Let me know how you do!
Adagio Bakery & Cafe
I took a class on making croissants last year. The instructor had to find a recipe that would work in a 2.5 hour class. Here's the one she gave us:
I was so impressed with the results in class, I went home and made the dough that afternoon. The next morning, we had fresh baked croissants. Yummy!
I don't think it was the fat content. Fat content over 80% is a result of a different process lending itself to a higher fat content.
I suspect that your cold butter, and it must remain cold, was not rendered pliable enough. Remember there is a difference between pliability and softness.
You must literally beat the butter into submission quickly, folding it as your pound it with your rolling pin.
The butter must remain cold, and at the same time you have to get it pliable enough to form our butter block. Now...here is the trick...after fermenting all night in the fridge, the dough is ready to roll out to accept the butter, but the butter is NOT ready to be incorporated.
While it is still cold and in the parchment paper mold you made, you need to tap it with a rolling pin to render it pliable again. In the refrigerator overnight...it got hard!!!!

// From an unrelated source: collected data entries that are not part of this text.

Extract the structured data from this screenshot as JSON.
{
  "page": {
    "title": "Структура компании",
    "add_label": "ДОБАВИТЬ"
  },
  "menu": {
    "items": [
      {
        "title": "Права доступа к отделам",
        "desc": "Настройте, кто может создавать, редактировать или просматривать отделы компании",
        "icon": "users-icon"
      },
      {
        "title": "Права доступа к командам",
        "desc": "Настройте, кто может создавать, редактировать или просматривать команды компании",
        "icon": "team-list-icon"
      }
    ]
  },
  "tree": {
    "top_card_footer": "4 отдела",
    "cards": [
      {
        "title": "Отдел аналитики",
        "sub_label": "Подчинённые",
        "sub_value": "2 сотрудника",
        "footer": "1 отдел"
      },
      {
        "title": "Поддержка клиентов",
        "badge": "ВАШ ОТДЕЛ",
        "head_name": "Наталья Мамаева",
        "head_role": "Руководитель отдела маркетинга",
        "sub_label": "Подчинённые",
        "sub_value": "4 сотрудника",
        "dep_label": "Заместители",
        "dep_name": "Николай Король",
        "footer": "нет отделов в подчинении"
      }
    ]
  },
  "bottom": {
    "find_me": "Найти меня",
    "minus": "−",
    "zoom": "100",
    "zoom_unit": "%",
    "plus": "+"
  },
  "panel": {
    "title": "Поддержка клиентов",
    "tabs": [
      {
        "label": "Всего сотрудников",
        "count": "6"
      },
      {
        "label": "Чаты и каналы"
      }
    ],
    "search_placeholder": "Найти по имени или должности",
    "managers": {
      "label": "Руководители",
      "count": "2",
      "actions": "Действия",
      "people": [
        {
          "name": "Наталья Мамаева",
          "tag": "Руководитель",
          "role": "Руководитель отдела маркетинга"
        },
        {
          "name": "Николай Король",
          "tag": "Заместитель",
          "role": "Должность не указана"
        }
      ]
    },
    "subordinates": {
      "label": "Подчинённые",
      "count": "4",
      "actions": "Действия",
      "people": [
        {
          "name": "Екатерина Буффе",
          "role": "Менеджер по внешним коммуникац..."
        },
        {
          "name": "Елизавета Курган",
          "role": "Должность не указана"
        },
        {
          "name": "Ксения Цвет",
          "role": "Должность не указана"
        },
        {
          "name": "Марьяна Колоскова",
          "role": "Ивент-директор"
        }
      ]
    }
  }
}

You don't want it to get warm to make it soft, so as you did in the beginning to make the block you tap it with the pin and it will become flexible if you will.
The butter block should have been about 3mm or 1/8 inch thick by however large you desire.
At this point you 'hide' it in the dough. It is easier if you rolled out the dough the night before about twice the size of the block and let it rest, covered in plastic on a sheet pan. That way, the next day when your ready to make your three turns (55 layers) you don't have to fuss with the dough so much.
Let me know if that is clear!
Adagio Bakery & Cafe
PS...there is an ongoing post about this under 'laminated dough' on this site.
Yup. This isn't a butterfat thing.
I'm betting the butter block was too cold, so instead of the butter spreading when you rolled it, it split into tiny pieces.
There's a happy medium between a butter block that's too soft so the butter is squishy, and one that's too cold, so you have to bear down too hard with the roller and the butter cleaves into pieces. This is presuming that you are making the croissants using the classic method of encasing the butter block between two layers of dough to begin the lamination. If the butter block isn't at that happy medium so it moves continously with the dough, your croissants won't form their characteristic "thousand layers" and consequently won't rise in the oven. Boo-hoo.